No entanto, assim que essas antigas repúblicas soviéticas foram desarmadas com segurança das suas armas nucleares, Clinton concordou em começar a admitir novos membros na OTAN, lançando uma marcha incessante para leste em direcção à Rússia que continuou sob o seu sucessor George W. Bush. Passou a incluir três antigos satélites soviéticos: a República Checa, a Hungria e a Polónia (1999); três ex-repúblicas soviéticas: Estónia, Letónia e Lituânia (2004); e depois mais três antigos satélites: Roménia, Eslováquia e Eslovénia (2004). Além disso, na cimeira de Bucareste em 2008, os 26 membros da aliança concordaram por unanimidade que, num momento não especificado, a Ucrânia e a Geórgia também “se tornariam membros da NATO”. Por outras palavras, tendo empurrado a NATO até à fronteira com a Ucrânia, Washington parecia alheio à possibilidade de a Rússia se sentir de alguma forma ameaçada e reagir anexando aquela nação para criar o seu próprio corredor de segurança.

Naqueles anos, Washington também passou a acreditar que poderia transformar a Rússia numa democracia funcional para ser totalmente integrada numa ordem mundial americana ainda em desenvolvimento. No entanto, durante mais de 200 anos, a governação da Rússia foi autocrática e todos os governantes, desde Catarina, a Grande, até Leonid Brejnev, alcançaram a estabilidade interna através da incessante expansão externa. Assim, não deveria ter sido surpreendente quando a expansão aparentemente interminável da NATO levou o mais recente autocrata da Rússia, Vladimir Putin, a invadir a Península da Crimeia em Março de 2014, apenas algumas semanas depois de acolher os Jogos Olímpicos de Inverno.

Numa entrevista logo após Moscovo anexar aquela área da Ucrânia, o Presidente dos EUA, Barack Obama, reconheceu a realidade geopolítica que ainda poderia enviar toda aquela terra para a órbita da Rússia, dizendo: “O facto é que a Ucrânia, que é um país não pertencente à OTAN, é estaremos vulneráveis ​​à dominação militar da Rússia, não importa o que façamos.”
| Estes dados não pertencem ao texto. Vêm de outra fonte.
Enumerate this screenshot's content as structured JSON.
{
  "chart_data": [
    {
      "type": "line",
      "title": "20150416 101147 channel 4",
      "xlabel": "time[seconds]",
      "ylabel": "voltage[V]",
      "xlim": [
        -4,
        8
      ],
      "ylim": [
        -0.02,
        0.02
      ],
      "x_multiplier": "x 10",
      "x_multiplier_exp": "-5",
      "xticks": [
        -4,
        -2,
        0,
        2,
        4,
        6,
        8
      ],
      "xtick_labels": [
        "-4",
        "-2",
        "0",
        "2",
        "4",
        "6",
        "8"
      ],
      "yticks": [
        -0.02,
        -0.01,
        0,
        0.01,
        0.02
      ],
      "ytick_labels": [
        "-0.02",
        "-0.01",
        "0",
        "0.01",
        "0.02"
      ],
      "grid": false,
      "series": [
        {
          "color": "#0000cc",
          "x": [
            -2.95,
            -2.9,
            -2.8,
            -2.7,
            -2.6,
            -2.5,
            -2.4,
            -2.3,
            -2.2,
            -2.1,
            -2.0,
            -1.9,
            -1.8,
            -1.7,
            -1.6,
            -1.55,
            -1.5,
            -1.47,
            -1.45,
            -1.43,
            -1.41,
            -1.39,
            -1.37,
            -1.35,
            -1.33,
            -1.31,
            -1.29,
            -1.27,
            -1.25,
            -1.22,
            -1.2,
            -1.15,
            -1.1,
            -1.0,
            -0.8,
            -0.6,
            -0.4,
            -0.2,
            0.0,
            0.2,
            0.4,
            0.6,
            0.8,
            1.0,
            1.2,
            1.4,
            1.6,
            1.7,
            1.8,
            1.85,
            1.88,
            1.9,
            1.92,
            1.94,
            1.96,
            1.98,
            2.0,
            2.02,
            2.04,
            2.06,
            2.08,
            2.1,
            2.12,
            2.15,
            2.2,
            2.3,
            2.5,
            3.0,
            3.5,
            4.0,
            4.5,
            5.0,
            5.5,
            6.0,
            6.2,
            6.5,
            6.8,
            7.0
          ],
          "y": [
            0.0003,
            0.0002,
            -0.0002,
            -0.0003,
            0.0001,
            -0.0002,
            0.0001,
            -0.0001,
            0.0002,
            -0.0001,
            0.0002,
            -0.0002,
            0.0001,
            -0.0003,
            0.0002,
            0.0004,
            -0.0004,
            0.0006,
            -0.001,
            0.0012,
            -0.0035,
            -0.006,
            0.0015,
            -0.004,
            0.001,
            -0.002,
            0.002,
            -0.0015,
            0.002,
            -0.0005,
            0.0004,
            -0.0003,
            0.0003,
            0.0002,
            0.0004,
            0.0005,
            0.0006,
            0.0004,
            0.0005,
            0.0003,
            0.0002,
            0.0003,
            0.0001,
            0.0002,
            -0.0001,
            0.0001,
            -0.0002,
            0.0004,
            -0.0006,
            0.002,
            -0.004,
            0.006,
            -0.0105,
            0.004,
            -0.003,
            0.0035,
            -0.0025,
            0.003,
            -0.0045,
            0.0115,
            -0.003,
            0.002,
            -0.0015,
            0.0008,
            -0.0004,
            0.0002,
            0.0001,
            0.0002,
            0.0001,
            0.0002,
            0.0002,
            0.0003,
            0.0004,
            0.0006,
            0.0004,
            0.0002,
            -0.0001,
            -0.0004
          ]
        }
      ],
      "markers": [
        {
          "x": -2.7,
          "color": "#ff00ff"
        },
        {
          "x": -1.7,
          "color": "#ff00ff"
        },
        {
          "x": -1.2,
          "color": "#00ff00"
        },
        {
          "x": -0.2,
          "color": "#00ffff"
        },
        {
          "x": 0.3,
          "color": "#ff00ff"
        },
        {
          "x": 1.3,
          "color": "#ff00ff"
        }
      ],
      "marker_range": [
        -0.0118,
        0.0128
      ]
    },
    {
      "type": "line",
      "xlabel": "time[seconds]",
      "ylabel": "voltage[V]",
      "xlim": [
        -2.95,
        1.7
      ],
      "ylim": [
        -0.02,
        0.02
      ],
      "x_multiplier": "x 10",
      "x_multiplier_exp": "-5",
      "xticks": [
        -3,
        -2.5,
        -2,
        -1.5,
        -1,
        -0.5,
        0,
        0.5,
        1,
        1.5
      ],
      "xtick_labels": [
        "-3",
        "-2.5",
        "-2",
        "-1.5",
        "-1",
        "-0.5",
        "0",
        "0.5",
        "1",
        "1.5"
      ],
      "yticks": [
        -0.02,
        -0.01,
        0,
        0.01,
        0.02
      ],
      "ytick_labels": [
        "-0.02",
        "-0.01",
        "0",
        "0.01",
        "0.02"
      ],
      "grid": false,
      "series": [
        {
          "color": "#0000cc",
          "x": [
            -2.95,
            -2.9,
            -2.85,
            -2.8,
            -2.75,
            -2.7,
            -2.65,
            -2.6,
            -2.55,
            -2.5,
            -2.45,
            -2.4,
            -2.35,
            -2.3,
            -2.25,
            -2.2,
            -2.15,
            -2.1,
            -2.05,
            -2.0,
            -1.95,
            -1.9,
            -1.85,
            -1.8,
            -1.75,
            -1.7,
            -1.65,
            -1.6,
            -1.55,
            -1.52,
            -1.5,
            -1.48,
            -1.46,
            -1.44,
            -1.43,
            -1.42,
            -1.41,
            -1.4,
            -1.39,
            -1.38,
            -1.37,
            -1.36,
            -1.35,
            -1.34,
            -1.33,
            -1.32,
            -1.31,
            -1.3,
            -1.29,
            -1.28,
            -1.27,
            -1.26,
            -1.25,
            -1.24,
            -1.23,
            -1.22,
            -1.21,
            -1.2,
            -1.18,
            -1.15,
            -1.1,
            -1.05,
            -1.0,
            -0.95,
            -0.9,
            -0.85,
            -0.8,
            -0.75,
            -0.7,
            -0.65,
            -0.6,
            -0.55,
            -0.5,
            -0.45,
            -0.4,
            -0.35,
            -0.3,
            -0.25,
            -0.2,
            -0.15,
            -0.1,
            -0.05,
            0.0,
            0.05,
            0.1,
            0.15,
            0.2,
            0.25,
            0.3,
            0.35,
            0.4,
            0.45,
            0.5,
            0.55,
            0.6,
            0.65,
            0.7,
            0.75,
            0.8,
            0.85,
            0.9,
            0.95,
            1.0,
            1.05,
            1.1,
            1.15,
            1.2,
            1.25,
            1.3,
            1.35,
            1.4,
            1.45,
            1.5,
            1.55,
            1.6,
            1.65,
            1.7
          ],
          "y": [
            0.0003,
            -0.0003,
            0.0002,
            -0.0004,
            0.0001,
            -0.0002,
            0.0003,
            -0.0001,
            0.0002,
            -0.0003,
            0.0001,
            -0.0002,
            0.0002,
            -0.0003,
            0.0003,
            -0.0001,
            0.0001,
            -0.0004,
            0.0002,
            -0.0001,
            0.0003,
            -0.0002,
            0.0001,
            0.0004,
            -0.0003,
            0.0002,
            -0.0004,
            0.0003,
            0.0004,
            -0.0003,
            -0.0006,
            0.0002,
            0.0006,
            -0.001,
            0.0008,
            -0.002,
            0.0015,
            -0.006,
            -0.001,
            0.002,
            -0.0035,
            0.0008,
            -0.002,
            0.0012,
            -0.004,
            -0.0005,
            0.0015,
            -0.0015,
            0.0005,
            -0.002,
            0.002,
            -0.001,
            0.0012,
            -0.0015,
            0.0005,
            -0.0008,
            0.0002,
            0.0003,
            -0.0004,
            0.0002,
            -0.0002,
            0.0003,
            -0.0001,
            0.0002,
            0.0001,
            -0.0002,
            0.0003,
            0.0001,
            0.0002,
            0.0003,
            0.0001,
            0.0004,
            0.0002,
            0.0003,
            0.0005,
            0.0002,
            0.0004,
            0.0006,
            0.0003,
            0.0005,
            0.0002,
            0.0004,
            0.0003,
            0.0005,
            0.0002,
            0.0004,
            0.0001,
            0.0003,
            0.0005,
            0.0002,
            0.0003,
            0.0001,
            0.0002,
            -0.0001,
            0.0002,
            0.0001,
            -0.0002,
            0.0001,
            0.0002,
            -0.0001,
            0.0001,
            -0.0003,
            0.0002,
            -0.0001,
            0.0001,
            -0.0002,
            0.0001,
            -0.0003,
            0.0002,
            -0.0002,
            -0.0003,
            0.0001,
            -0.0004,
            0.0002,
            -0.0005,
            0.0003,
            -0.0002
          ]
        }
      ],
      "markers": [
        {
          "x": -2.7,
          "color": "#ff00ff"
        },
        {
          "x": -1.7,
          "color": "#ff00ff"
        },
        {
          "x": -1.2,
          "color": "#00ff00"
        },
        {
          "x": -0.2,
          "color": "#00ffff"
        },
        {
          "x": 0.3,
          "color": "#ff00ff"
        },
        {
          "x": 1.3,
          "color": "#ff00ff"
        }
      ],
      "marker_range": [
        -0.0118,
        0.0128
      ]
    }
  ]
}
Então, em Fevereiro de 2022, após anos de combates de baixa intensidade na região de Donbass, no leste da Ucrânia, Putin enviou 200.000 soldados mecanizados para capturar a capital do país, Kiev, e estabelecer essa mesma “dominação militar”. No início, enquanto os ucranianos lutavam surpreendentemente contra os russos, Washington e o Ocidente reagiram com uma determinação impressionante – cortando as importações de energia da Europa provenientes da Rússia, impondo sanções graves a Moscovo, expandindo a NATO a toda a Escandinávia e despachando um impressionante arsenal de armamentos para a Ucrânia. .

Após dois anos de guerra sem fim, contudo, surgiram fissuras na coligação anti-russa, indicando que a influência global de Washington diminuiu acentuadamente desde os seus dias de glória na Guerra Fria. Após 30 anos de crescimento no mercado livre, a resiliente economia da Rússia resistiu às sanções, as suas exportações de petróleo encontraram novos mercados e prevê-se que o seu produto interno bruto cresça saudáveis ​​2,6% este ano. Na época de combates da Primavera e do Verão passados, uma “contra-ofensiva” ucraniana falhou e a guerra está, na opinião dos comandantes russos e ucranianos , pelo menos “num impasse”, se não começar agora a virar-se a favor da Rússia.